Некоторые ехали заграницу лечиться; другие, волею-неволею ехали туда же учиться; здесь, на западе Европы, вырвавшись на свободу, русские молодые дворяне иногда позволяли себе такое же поведение, к какому привыкли в лесах и степях Европы восточной. В августе 1717 года Конон Зотов писал царю: «Господин маршал д'Этре призывал меня к себе и выговаривал мне о срамотных поступках наших гардемаринов в Тулоне: дерутся часто между собою и бранятся такою бранью, что последний человек здесь того не сделает. Того ради обобрали у них шпаги». В сентябре новое письмо: «Гардемарин Глебов поколол шпагою гардемарина Барятинского и за то за арестом обретается. Господин вице-адмирал не знает, как их приказать содержать, ибо у них (французов) таких случаев никогда не бывает, хотя и колются, только честно на поединках лицем к лицу. Они же ныне все по миру скитаются»

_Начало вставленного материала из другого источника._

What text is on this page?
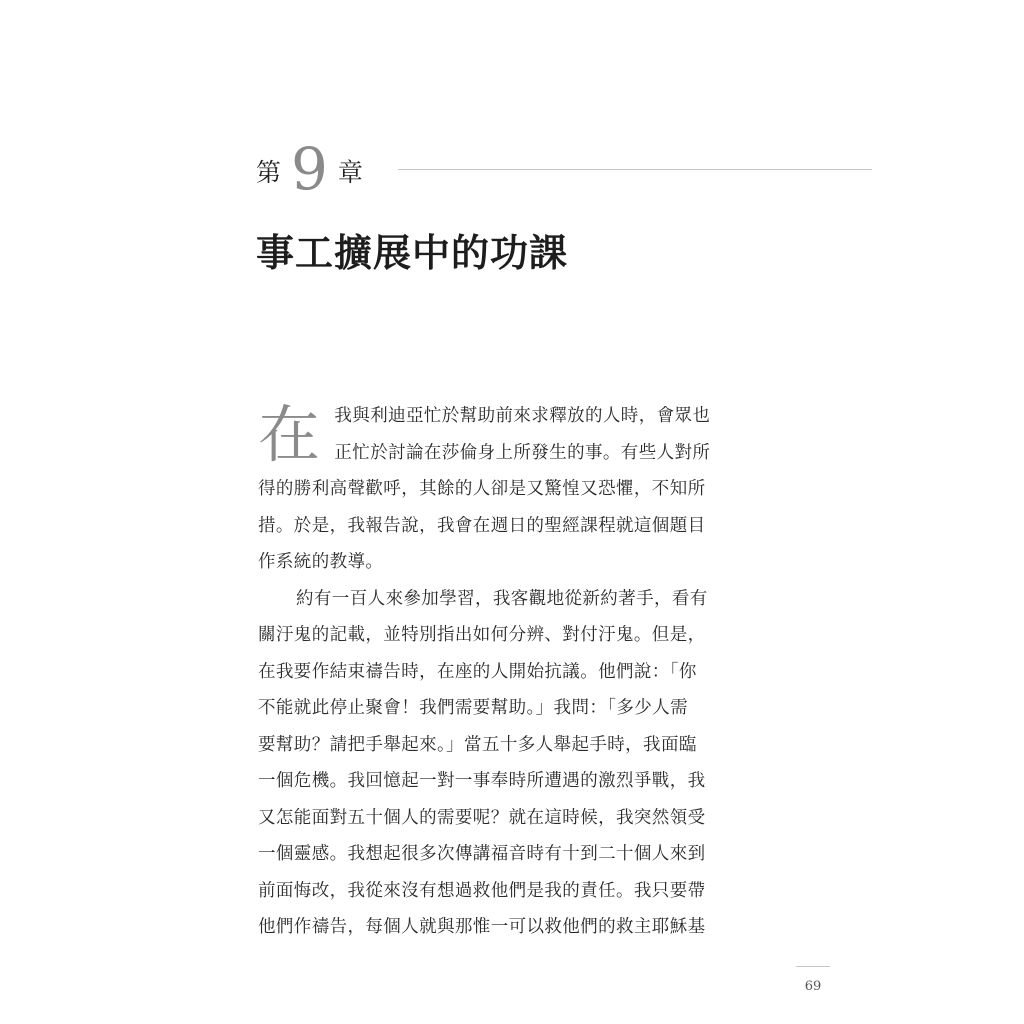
第 9 章
事工擴展中的功課

在 我與利迪亞忙於幫助前來求釋放的人時，會眾也
正忙於討論在莎倫身上所發生的事。有些人對所
得的勝利高聲歡呼，其餘的人卻是又驚惶又恐懼，不知所
措。於是，我報告說，我會在週日的聖經課程就這個題目
作系統的教導。

約有一百人來參加學習，我客觀地從新約著手，看有
關汙鬼的記載，並特別指出如何分辨、對付汙鬼。但是，
在我要作結束禱告時，在座的人開始抗議。他們說：「你
不能就此停止聚會！我們需要幫助。」我問：「多少人需
要幫助？請把手舉起來。」當五十多人舉起手時，我面臨
一個危機。我回憶起一對一事奉時所遭遇的激烈爭戰，我
又怎能面對五十個人的需要呢？就在這時候，我突然領受
一個靈感。我想起很多次傳講福音時有十到二十個人來到
前面悔改，我從來沒有想過救他們是我的責任。我只要帶
他們作禱告，每個人就與那惟一可以救他們的救主耶穌基

69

Лень, стремление отбывать от деятельности — следствие многовекового застоя в народной жизни — замечались повсюду, во всех сословиях и вызывали насильственные меры преобразователя, бесцеремонно будившего русского человека, бесцеремонно гнавшего его на работу. «Иные и посадские люди, — говорит Посошков, — такие есть лежебоки, что живут своими домами, но, не хотя ни торговать, ни работать, ходя по миру, милостыню собирают, а иные, сковавшись, ходят, будто тюремные сидельцы, и, набрав милостыню, дома лежа, едят. А иные сами и промышляют, а детей своих посылают милостыню просить. Ныне истинно стыдное дело, что в нищих да в колодниках пройти невозможно». И это после повторительных строгих указов против нищенства! И на поведение русских ремесленных учеников за границею слышались жалобы; царский резидент в Лондоне Федор Веселовский писал в сентябре 1718 года: «Ремесленные ученики последней присылки приняли такое самовольство, что не хотят ни у мастеров быть, ни у контрактов или записей рук прикладывать, но требуют возвратиться в Россию без всякой причины, также просят великого себе жалованья, и больше того, как прежним их товарищам определено, а именно по два ефимка английских на четверть года (на праздничную забаву, ибо мастера обязаны были одевать их и кормить пять лет). И хотя я их добром и угрозами уговаривал, чтоб они воле вашего величества послушны были, однако ж они в противности пребывают, надеясь на то, что я их наказать не могу без воли вашего величества и что, по обычаю здешнего государства, наказывать иначе нельзя как по суду».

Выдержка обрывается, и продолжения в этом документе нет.